Mme de Duras s’était attachée à transmettre à sa fille ses
convictions morales – la modération en politique, l’esprit de
tolérance, la foi dans le libéralisme – et avait également sollicité
sa curiosité intellectuelle en l’encourageant à cultiver l’amour pour
les lettres, la musique, les arts. Dans sa belle-famille, Félicie
découvrait par contre le culte de l’héroïsme, la religion du passé,
l’esprit de revanche, la vocation guerrière. Le père de son mari
était mort sur l’échafaud après s’être couvert de gloire en Vendée,
et la princesse de Talmont, qui avait élevé son fils dans le culte de
la mémoire et des martyrs de la contre-révolution, tenait un salon
violemment ultra-royaliste, absolument opposé à celui de la rue
de Varenne.
Mme de Duras ne pouvait ignorer les idées politiques des
La Trémoille ; ce qu’elle n’avait pas prévu, c’est que sa fille
oublie ses enseignements et se soustraie à son influence pour
embrasser les sentiments, les usages, les goûts de la famille dont
elle portait le nom. Comme si cela ne suffisait pas, Félicie choisit,
après son veuvage en 1815, de continuer à vivre auprès de sa
belle-mère, montrant publiquement qu’elle la préférait à sa propre
mère : « elle habite et règne chez elle, elle s’est déclarée sa
fille132 ». Emportée, autoritaire, blessée par la trahison de Félicie,
Claire avait essayé de la rappeler à l’ordre, tantôt en « refusant de
la voir en privé », tantôt par des « scènes violentes133 », mais son
intransigeance, au lieu de calmer les eaux, avait exacerbé le
conflit. Et tout le monde percevait que Félicie était la pomme de
discorde entre deux grandes dames qui se défiaient et
s’affrontaient sur le terrain des sentiments comme sur celui des
convictions politiques et du prestige mondain.
Mme de Duras ne pouvait admettre que Félicie, dont elle
avait « formé » la personnalité et « rempli » le cœur, pût autant
changer, tout en reconnaissant que son refus de se plier à
l’évidence, « la force même de [son] caractère », n’avaient fait
qu’accroître ses souffrances. « Je continuais à espérer et je me
trompais », écrivait-elle à sa chère Rosalie, « parce que la douleur
c’est chercher l’être que l’on aimait et ne plus le trouver134 ». Il
s’agissait d’une quête vaine : au moment où elle avait cessé de lui
appartenir, Félicie lui était devenue étrangère, et toute possibilité
de communication était anéantie.

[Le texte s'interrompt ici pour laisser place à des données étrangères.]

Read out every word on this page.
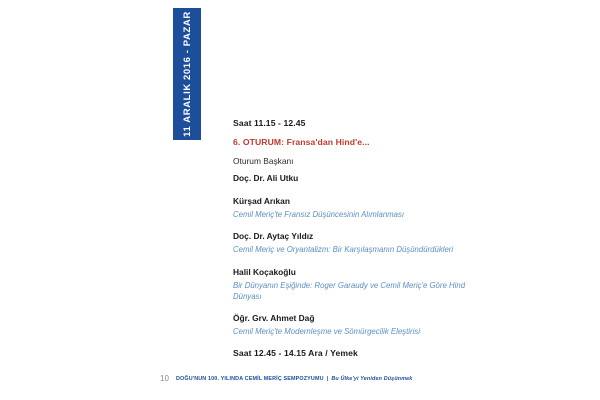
11 ARALIK 2016 - PAZAR	Saat 11.15 - 12.45
6. OTURUM: Fransa'dan Hind'e...
Oturum Başkanı
Doç. Dr. Ali Utku
Kürşad Arıkan
Cemil Meriç'te Fransız Düşüncesinin Alımlanması
Doç. Dr. Aytaç Yıldız
Cemil Meriç ve Oryantalizm: Bir Karşılaşmanın Düşündürdükleri
Halil Koçakoğlu
Bir Dünyanın Eşiğinde: Roger Garaudy ve Cemil Meriç'e Göre Hind Dünyası
Öğr. Grv. Ahmet Dağ
Cemil Meriç'te Modernleşme ve Sömürgecilik Eleştirisi
Saat 12.45 - 14.15 Ara / Yemek
10	DOĞU'NUN 100. YILINDA CEMİL MERİÇ SEMPOZYUMU | Bu Ülke'yi Yeniden Düşünmek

Des années plus tard, en
réfléchissant à la nature du vrai pardon, Claire devait écrire : « ce
qui met le comble au chagrin, c’est de trouver des torts sans
excuses à ceux qu’on aime135 ».
Il est certain qu’après avoir « secoué le joug136 » de l’autorité
de sa mère, la jeune Félicie s’était révélée complètement autre,
très différente de celle qui flattait la vanité de ce « Pygmalion
maternel137 ». Il n’est pas douteux que si la cause déterminante de
sa métamorphose avait été l’atmosphère politique de la famille de
La Trémoille, ce qui l’avait rendue possible tenait davantage à sa
personnalité – qu’à l’évidence sa mère n’avait pas su ou voulu
comprendre.
Félicie était d’une nature exaltée, passionnelle, rétive aux
aspects prosaïques de la vie quotidienne ; elle rêvait d’un retour à
un monde ancien, à l’héroïsme des ancêtres, elle se préparait à la
guerre civile en chevauchant à cru, en maniant les armes à feu, en
se soumettant à d’épuisants entraînements au grand air.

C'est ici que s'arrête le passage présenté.